Sterling slides in risk-off trading ahead of busy UK data week

By Joice Alves

LONDON (Reuters) – Sterling slid on Monday in a risk-off trading day, ahead of a busy week for data with markets expecting Britain’s employment and inflation figures to provide clues on when the Bank of England (BoE) will start loosening monetary policy.

With U.S. markets closed for a public holiday, European shares fell and government bond yields rose on warnings against premature rate cuts from the European Central Bank (ECB).

Investors are awaiting a slew of UK economic data this week, including job figures on Tuesday, inflation data on Wednesday and retail sales numbers on Friday.

Risk-sensitive sterling fell 0.17% to $1.2729, but stayed within sight of its late December peak of $1.2825, which was the highest since August.

Against the euro, it slipped 0.15% to 86.02 pence, pulling back from a three-week high against the single currency hit last week.

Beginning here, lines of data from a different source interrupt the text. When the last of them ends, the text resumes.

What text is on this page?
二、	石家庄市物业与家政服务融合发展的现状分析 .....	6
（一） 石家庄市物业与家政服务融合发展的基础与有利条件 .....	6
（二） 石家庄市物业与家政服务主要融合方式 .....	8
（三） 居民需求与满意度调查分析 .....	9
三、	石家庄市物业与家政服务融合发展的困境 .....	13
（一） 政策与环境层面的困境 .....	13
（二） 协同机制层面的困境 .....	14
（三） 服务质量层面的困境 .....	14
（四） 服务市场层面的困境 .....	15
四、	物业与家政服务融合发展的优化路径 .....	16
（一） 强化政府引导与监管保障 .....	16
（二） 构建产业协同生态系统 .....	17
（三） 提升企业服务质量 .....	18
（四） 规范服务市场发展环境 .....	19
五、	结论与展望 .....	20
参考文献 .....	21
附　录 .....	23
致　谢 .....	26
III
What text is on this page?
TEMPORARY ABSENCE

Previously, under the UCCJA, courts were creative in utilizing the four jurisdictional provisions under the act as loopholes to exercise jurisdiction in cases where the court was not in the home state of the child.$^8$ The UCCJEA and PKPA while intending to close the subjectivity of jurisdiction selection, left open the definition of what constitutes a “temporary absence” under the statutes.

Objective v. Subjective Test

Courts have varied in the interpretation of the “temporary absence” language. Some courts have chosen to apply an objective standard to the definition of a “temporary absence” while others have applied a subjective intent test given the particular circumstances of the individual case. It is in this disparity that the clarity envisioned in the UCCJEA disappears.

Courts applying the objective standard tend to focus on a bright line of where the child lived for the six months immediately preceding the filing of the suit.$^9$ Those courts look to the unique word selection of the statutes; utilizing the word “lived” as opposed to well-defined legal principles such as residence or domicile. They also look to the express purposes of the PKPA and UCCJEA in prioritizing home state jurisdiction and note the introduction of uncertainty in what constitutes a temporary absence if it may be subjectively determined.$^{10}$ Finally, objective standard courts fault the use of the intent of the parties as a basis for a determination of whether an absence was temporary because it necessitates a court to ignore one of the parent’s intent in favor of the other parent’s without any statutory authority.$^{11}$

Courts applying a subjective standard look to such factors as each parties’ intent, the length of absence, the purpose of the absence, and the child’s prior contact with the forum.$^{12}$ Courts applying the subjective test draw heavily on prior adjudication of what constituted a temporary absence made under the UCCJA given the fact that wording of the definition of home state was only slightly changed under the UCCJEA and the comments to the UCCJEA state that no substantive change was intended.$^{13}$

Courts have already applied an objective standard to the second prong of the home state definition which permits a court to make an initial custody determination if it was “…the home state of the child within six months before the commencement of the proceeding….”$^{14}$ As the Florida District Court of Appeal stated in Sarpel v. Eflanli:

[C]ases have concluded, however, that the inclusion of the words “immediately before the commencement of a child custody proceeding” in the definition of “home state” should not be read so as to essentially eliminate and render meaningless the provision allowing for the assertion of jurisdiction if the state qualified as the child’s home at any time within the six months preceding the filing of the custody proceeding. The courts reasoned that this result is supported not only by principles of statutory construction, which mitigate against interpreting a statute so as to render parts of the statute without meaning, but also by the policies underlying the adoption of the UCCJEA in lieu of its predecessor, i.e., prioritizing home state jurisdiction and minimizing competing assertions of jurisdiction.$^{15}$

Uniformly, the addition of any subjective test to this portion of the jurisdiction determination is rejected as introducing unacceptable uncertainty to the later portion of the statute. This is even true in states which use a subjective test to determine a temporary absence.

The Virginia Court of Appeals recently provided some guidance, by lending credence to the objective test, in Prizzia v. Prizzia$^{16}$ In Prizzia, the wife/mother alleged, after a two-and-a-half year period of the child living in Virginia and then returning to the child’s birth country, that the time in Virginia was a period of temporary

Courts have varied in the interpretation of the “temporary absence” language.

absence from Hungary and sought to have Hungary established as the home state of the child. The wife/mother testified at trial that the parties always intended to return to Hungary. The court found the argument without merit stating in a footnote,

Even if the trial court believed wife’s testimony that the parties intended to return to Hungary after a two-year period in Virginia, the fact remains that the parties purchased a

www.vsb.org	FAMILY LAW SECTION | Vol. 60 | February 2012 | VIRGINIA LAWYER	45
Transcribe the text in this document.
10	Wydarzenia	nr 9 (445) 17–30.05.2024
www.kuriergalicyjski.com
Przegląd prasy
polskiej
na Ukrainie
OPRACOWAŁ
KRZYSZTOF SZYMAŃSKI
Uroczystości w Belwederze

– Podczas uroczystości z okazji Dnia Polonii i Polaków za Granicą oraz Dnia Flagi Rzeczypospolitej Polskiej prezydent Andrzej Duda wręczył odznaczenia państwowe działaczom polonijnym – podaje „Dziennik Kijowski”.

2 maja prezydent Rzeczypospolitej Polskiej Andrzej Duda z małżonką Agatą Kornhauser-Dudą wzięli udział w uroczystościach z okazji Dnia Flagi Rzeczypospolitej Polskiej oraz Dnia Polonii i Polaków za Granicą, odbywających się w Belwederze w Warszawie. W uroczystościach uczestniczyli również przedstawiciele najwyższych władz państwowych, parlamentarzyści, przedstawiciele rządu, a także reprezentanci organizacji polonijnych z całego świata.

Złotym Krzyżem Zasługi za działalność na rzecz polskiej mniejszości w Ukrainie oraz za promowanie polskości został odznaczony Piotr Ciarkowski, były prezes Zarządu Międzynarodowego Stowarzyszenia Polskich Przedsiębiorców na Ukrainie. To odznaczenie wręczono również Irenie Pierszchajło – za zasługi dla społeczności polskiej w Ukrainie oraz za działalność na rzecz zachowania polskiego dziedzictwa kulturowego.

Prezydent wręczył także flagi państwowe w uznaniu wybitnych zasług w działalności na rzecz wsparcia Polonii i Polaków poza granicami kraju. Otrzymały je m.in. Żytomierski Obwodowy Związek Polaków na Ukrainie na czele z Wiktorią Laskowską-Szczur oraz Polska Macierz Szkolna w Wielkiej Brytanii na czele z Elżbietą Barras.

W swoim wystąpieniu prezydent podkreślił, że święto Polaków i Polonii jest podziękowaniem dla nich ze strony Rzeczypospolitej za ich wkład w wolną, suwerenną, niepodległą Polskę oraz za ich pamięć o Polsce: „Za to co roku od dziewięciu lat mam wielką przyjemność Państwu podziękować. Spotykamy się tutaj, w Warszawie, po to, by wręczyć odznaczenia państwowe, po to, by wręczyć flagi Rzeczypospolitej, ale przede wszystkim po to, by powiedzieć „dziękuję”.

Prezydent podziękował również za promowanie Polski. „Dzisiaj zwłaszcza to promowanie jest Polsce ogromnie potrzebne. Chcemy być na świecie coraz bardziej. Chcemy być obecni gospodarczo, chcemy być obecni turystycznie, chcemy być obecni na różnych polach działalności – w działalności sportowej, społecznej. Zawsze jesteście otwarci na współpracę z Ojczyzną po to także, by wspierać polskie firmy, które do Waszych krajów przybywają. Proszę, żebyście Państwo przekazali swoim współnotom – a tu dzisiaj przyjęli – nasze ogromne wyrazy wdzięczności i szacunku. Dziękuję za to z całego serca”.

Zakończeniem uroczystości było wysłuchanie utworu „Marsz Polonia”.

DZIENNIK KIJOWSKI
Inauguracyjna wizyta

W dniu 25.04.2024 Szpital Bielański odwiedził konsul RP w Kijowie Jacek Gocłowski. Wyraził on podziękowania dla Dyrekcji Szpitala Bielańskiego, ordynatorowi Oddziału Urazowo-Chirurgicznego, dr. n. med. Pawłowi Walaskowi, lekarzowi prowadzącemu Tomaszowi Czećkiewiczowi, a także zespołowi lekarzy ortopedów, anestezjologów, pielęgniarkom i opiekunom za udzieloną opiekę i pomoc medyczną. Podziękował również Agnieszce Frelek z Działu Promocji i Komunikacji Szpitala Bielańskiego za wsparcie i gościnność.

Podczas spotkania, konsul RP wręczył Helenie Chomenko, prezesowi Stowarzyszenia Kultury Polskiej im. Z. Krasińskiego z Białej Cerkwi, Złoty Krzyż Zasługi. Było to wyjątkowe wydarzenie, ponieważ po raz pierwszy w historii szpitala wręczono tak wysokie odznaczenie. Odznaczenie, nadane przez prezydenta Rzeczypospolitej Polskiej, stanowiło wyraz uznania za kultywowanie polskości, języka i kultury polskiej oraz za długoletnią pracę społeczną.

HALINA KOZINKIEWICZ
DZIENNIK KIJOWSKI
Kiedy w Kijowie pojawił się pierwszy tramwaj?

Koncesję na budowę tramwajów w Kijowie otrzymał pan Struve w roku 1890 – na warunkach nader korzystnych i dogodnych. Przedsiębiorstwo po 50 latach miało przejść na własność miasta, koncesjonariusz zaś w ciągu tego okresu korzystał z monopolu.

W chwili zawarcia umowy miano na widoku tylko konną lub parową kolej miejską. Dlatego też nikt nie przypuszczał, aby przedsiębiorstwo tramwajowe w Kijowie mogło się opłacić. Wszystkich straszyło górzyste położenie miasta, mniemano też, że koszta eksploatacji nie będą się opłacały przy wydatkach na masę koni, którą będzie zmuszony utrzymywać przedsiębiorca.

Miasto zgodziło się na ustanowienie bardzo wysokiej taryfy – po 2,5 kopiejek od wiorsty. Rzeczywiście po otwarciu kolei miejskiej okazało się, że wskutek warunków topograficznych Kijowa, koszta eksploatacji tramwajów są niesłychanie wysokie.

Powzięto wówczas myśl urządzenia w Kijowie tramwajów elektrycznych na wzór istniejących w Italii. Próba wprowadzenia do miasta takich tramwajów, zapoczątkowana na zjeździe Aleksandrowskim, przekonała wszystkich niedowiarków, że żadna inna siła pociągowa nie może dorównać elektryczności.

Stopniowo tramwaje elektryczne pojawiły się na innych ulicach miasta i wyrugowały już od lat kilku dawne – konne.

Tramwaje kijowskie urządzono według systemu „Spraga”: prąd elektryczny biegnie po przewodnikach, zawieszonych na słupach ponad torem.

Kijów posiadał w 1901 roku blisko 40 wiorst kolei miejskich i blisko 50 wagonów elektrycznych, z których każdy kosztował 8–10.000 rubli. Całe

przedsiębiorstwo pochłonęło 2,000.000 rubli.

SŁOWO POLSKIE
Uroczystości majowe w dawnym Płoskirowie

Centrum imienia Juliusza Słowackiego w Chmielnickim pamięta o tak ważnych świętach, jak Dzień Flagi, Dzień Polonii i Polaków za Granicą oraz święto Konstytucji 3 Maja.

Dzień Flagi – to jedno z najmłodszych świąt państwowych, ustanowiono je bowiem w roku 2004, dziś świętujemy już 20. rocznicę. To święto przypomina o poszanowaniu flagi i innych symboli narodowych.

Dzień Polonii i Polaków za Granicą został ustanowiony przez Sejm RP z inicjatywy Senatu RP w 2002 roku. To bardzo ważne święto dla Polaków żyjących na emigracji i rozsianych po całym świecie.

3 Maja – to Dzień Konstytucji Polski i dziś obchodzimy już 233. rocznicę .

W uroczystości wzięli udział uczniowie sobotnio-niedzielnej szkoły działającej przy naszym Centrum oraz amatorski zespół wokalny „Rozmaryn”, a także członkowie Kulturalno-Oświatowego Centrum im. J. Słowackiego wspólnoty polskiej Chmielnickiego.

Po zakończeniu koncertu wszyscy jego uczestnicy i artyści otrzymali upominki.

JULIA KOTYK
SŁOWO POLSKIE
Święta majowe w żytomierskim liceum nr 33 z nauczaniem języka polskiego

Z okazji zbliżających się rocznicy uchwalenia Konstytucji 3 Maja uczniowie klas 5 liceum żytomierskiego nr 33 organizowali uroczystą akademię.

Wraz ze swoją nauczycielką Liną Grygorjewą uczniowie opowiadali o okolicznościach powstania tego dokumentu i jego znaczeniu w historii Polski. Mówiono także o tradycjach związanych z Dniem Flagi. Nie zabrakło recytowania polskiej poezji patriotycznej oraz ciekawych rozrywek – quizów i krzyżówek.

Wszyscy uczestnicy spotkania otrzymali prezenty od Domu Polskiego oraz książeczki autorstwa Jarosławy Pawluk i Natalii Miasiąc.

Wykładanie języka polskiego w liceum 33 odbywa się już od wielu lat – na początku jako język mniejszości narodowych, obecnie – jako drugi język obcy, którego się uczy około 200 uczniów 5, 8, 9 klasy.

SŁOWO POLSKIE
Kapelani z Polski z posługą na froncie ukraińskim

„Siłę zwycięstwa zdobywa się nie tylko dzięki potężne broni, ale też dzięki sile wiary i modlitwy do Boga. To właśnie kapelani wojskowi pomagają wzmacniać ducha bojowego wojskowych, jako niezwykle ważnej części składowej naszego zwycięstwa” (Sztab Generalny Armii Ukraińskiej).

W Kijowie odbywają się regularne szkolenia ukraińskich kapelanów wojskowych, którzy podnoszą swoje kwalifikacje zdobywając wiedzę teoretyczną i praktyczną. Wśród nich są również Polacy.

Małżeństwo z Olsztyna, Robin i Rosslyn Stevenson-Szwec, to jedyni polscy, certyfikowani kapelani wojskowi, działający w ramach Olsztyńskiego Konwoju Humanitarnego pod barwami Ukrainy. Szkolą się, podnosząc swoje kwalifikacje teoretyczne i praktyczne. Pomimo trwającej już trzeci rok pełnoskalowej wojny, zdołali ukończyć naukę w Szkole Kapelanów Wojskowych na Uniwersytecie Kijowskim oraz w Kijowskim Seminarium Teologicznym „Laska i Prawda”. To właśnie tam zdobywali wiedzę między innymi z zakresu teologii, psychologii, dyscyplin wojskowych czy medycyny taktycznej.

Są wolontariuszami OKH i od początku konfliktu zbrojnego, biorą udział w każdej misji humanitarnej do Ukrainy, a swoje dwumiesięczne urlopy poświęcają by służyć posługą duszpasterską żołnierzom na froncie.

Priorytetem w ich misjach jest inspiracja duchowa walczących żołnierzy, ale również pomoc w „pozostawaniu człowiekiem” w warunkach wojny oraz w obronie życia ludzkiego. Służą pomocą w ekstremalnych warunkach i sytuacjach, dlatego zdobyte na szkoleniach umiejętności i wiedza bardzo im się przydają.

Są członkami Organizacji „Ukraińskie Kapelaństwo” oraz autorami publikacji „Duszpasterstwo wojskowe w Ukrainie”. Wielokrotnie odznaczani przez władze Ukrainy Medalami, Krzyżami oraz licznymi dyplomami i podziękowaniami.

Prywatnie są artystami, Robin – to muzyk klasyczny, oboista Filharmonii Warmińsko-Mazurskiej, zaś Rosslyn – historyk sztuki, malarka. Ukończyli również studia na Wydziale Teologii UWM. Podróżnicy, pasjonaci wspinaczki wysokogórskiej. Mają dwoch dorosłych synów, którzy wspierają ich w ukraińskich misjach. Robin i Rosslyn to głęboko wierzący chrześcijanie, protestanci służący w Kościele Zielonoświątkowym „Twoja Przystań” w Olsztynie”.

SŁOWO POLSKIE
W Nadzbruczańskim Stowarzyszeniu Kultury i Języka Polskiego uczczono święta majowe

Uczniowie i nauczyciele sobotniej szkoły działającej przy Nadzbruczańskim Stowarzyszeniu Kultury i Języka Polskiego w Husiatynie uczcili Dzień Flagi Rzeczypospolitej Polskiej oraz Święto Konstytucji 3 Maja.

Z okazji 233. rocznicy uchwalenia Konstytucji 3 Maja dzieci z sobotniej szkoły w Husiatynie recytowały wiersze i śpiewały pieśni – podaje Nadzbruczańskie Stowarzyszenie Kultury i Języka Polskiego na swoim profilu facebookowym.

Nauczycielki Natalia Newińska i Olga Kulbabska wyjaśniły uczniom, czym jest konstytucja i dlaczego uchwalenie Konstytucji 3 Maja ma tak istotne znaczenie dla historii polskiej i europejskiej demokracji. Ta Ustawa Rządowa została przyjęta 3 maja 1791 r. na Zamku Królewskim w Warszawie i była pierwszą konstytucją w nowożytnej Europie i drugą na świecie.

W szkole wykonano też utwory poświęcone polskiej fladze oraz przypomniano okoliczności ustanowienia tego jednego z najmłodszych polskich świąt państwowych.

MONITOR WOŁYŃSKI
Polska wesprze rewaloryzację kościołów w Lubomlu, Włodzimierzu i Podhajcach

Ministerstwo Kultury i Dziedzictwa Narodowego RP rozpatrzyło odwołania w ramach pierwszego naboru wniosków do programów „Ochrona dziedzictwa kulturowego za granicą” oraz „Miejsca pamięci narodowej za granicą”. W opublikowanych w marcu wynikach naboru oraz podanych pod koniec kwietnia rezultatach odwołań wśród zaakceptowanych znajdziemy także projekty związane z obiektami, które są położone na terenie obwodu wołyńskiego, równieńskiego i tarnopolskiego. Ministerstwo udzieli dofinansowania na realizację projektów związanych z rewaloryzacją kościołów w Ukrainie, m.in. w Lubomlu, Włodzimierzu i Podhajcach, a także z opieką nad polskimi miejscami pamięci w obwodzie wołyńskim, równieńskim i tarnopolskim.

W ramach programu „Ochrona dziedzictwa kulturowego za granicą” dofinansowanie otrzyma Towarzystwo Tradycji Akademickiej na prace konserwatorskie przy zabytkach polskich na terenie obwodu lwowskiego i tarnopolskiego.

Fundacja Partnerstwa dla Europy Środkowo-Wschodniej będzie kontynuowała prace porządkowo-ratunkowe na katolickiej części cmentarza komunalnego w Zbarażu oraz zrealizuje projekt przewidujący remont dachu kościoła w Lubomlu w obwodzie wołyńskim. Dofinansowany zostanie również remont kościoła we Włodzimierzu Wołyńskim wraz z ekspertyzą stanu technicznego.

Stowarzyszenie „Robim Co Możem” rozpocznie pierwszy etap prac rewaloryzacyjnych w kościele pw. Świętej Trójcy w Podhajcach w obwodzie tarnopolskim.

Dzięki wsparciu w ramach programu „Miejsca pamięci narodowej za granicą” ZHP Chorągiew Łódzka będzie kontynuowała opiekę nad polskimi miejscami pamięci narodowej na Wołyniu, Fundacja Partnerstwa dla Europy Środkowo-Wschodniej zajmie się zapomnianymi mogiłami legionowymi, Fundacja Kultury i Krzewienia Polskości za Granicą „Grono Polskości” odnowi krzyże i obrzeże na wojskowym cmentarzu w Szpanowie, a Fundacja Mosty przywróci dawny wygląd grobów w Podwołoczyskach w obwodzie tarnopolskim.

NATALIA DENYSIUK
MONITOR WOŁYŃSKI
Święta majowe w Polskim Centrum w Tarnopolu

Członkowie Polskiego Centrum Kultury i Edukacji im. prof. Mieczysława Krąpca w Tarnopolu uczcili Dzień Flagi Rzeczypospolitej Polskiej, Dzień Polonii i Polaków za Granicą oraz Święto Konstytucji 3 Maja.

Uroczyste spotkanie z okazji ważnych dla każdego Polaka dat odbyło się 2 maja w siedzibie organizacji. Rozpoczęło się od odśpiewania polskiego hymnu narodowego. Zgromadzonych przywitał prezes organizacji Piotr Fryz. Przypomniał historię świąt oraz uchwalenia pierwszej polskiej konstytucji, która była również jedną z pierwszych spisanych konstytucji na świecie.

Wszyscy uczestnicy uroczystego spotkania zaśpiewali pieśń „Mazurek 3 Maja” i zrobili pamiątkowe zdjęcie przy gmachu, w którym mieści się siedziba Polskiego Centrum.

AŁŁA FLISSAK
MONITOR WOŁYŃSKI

“Sterling is moving lower amidst generalized risk negativity -GBP remains a high beta play- while markets likely speculate on near-term data risks,” said Jeremy Stretch, head of G10 FX Strategy at CIBC Capital Markets.

“We would expect average hourly earnings, CPI, and retail spending to all undershoot expectations this week.”

Money markets are pricing in around 130 basis points of interest rate cuts from the BoE by the end of the year, with a first cut likely in May, according to LSE Group data.

Stretch said that he expects the BoE to be slow to cut rates, with a likely first cut in August, as the central bank fears both persistent inflation and the risk of additional fiscal easing in the UK March budget.

“The slower BoE reaction function does not necessarily guarantee sterling support as BoE reticence comes as macro performance looks set to remain relatively lacklustre,” he said.

Data last Friday showed Britain’s economy grew slightly more strongly than expected in November but remained at risk of slipping into a mild recession, a potential blow for Prime Minister Rishi Sunak before an election expected in 2024.